Want 'better adjusted' children? An hour of video gaming a day (and no more) might help
Research found that children and teens who played a small amount of video games were better adjusted and cared more about their peers
Monday 04 August 2014
Playing video games might actually be good for child development according to a new study from the University of Oxford, but only if kids play for less than an hour a day.
Research undertaken by experimental psychologist Dr Andrew Przybylski suggested that young people who played video games for just a few hours a week were better adjusted, more likely to care about the welfare of their peers and presented fewer behavioural problems over all.
However, these benefits disappeared when the children spent between one and three hours a day playing games, and when they exceeded this limit a range of problems appeared including hyperactivity, inattention and a lack of empathy.
“There’s a wide range of reasons to think that some level of exposure to electronic games might be advantageous to young people,” said Dr Przybylski, a research fellow at the Oxford Internet Institute, citing the ‘common language’ of video games between children as one positive side effect.
The authors of the study suggested that sandbox games such as Minecraft were best for children.
The research surveyed 5,000 young people aged between 10 and 15, asking them how much time they spent gaming on a typical school day before comparing this with a range psychological and social assessments.
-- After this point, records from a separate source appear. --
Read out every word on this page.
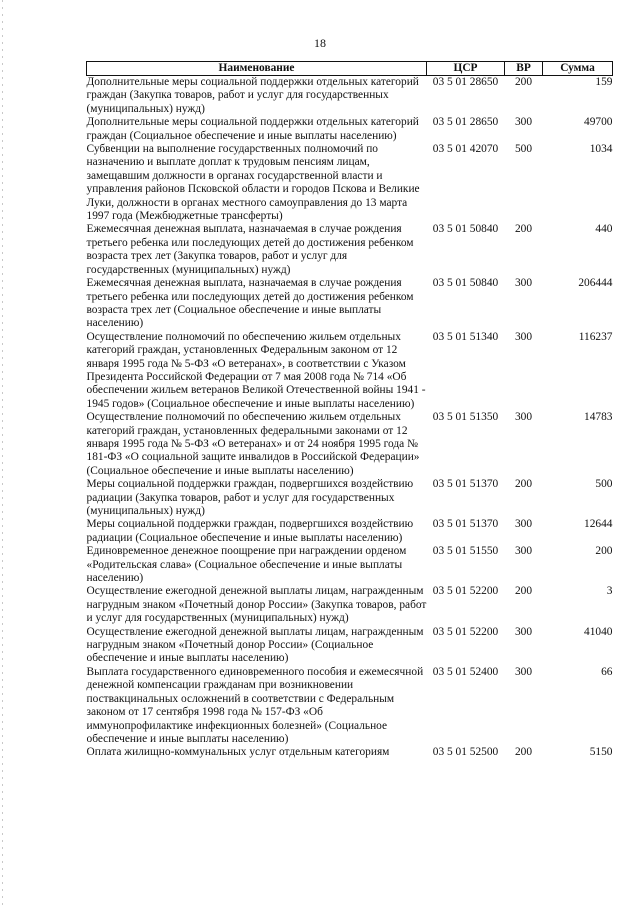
18
Наименование	ЦСР	ВР	Сумма
Дополнительные меры социальной поддержки отдельных категорий граждан (Закупка товаров, работ и услуг для государственных (муниципальных) нужд)	03 5 01 28650	200	159
Дополнительные меры социальной поддержки отдельных категорий граждан (Социальное обеспечение и иные выплаты населению)	03 5 01 28650	300	49700
Субвенции на выполнение государственных полномочий по назначению и выплате доплат к трудовым пенсиям лицам, замещавшим должности в органах государственной власти и управления районов Псковской области и городов Пскова и Великие Луки, должности в органах местного самоуправления до 13 марта 1997 года (Межбюджетные трансферты)	03 5 01 42070	500	1034
Ежемесячная денежная выплата, назначаемая в случае рождения третьего ребенка или последующих детей до достижения ребенком возраста трех лет (Закупка товаров, работ и услуг для государственных (муниципальных) нужд)	03 5 01 50840	200	440
Ежемесячная денежная выплата, назначаемая в случае рождения третьего ребенка или последующих детей до достижения ребенком возраста трех лет (Социальное обеспечение и иные выплаты населению)	03 5 01 50840	300	206444
Осуществление полномочий по обеспечению жильем отдельных категорий граждан, установленных Федеральным законом от 12 января 1995 года № 5-ФЗ «О ветеранах», в соответствии с Указом Президента Российской Федерации от 7 мая 2008 года № 714 «Об обеспечении жильем ветеранов Великой Отечественной войны 1941 - 1945 годов» (Социальное обеспечение и иные выплаты населению)	03 5 01 51340	300	116237
Осуществление полномочий по обеспечению жильем отдельных категорий граждан, установленных федеральными законами от 12 января 1995 года № 5-ФЗ «О ветеранах» и от 24 ноября 1995 года № 181-ФЗ «О социальной защите инвалидов в Российской Федерации» (Социальное обеспечение и иные выплаты населению)	03 5 01 51350	300	14783
Меры социальной поддержки граждан, подвергшихся воздействию радиации (Закупка товаров, работ и услуг для государственных (муниципальных) нужд)	03 5 01 51370	200	500
Меры социальной поддержки граждан, подвергшихся воздействию радиации (Социальное обеспечение и иные выплаты населению)	03 5 01 51370	300	12644
Единовременное денежное поощрение при награждении орденом «Родительская слава» (Социальное обеспечение и иные выплаты населению)	03 5 01 51550	300	200
Осуществление ежегодной денежной выплаты лицам, награжденным нагрудным знаком «Почетный донор России» (Закупка товаров, работ и услуг для государственных (муниципальных) нужд)	03 5 01 52200	200	3
Осуществление ежегодной денежной выплаты лицам, награжденным нагрудным знаком «Почетный донор России» (Социальное обеспечение и иные выплаты населению)	03 5 01 52200	300	41040
Выплата государственного единовременного пособия и ежемесячной денежной компенсации гражданам при возникновении поствакцинальных осложнений в соответствии с Федеральным законом от 17 сентября 1998 года № 157-ФЗ «Об иммунопрофилактике инфекционных болезней» (Социальное обеспечение и иные выплаты населению)	03 5 01 52400	300	66
Оплата жилищно-коммунальных услуг отдельным категориям	03 5 01 52500	200	5150
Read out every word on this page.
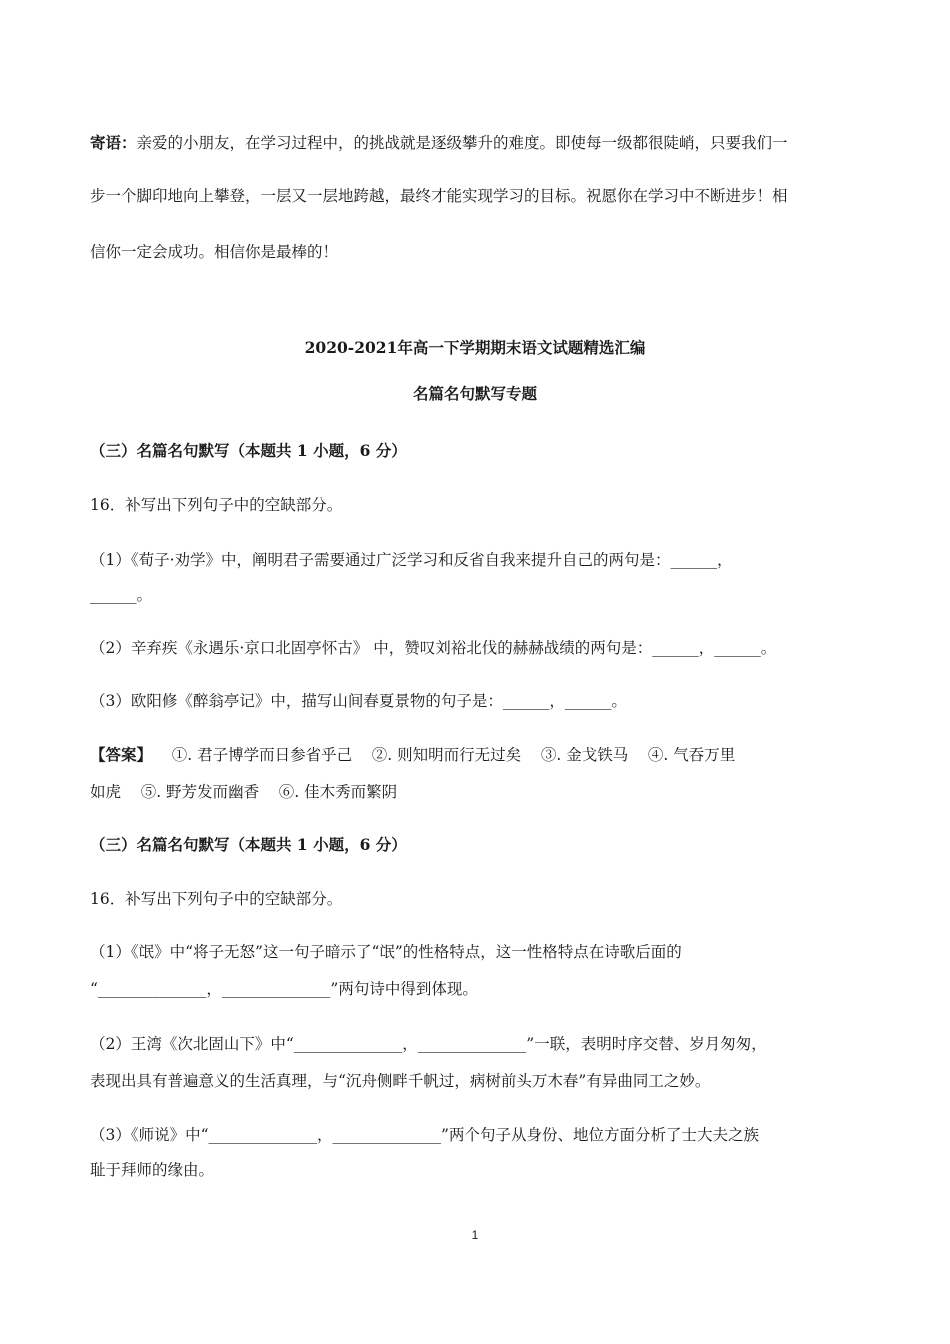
寄语：亲爱的小朋友，在学习过程中，的挑战就是逐级攀升的难度。即使每一级都很陡峭，只要我们一
步一个脚印地向上攀登，一层又一层地跨越，最终才能实现学习的目标。祝愿你在学习中不断进步！相
信你一定会成功。相信你是最棒的！
2020-2021年高一下学期期末语文试题精选汇编
名篇名句默写专题
（三）名篇名句默写（本题共 1 小题，6 分）
16．补写出下列句子中的空缺部分。
（1）《荀子·劝学》中，阐明君子需要通过广泛学习和反省自我来提升自己的两句是：______，
______。
（2）辛弃疾《永遇乐·京口北固亭怀古》 中，赞叹刘裕北伐的赫赫战绩的两句是：______，______。
（3）欧阳修《醉翁亭记》中，描写山间春夏景物的句子是：______，______。
【答案】    ①. 君子博学而日参省乎己    ②. 则知明而行无过矣    ③. 金戈铁马    ④. 气吞万里
如虎    ⑤. 野芳发而幽香    ⑥. 佳木秀而繁阴
（三）名篇名句默写（本题共 1 小题，6 分）
16．补写出下列句子中的空缺部分。
（1）《氓》中“将子无怒”这一句子暗示了“氓”的性格特点，这一性格特点在诗歌后面的
“______________，______________”两句诗中得到体现。
（2）王湾《次北固山下》中“______________，______________”一联，表明时序交替、岁月匆匆，
表现出具有普遍意义的生活真理，与“沉舟侧畔千帆过，病树前头万木春”有异曲同工之妙。
（3）《师说》中“______________，______________”两个句子从身份、地位方面分析了士大夫之族
耻于拜师的缘由。
1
The results suggests that three quarters of British children and teenagers play video games on a daily basis and that those who spent more than half their daily free time playing were not well adjusted.
Dr Przybylski points out that although a small amount of video gaming might have a beneficial role in child development, traditionals factors such as education and strong family relationships were far more statistically significant.
The study also suggested that beneficial outcomes of video games varied depending on the structure of the games themselves.
Although Przybylski and his team did not recommend any individual titles, speaking to WebMD the Dr said: "Past research done by myself and other researchers would suggest that open ended, 'sandbox' games such as Minecraft, SimCity and Kerbal Space Program are good picks."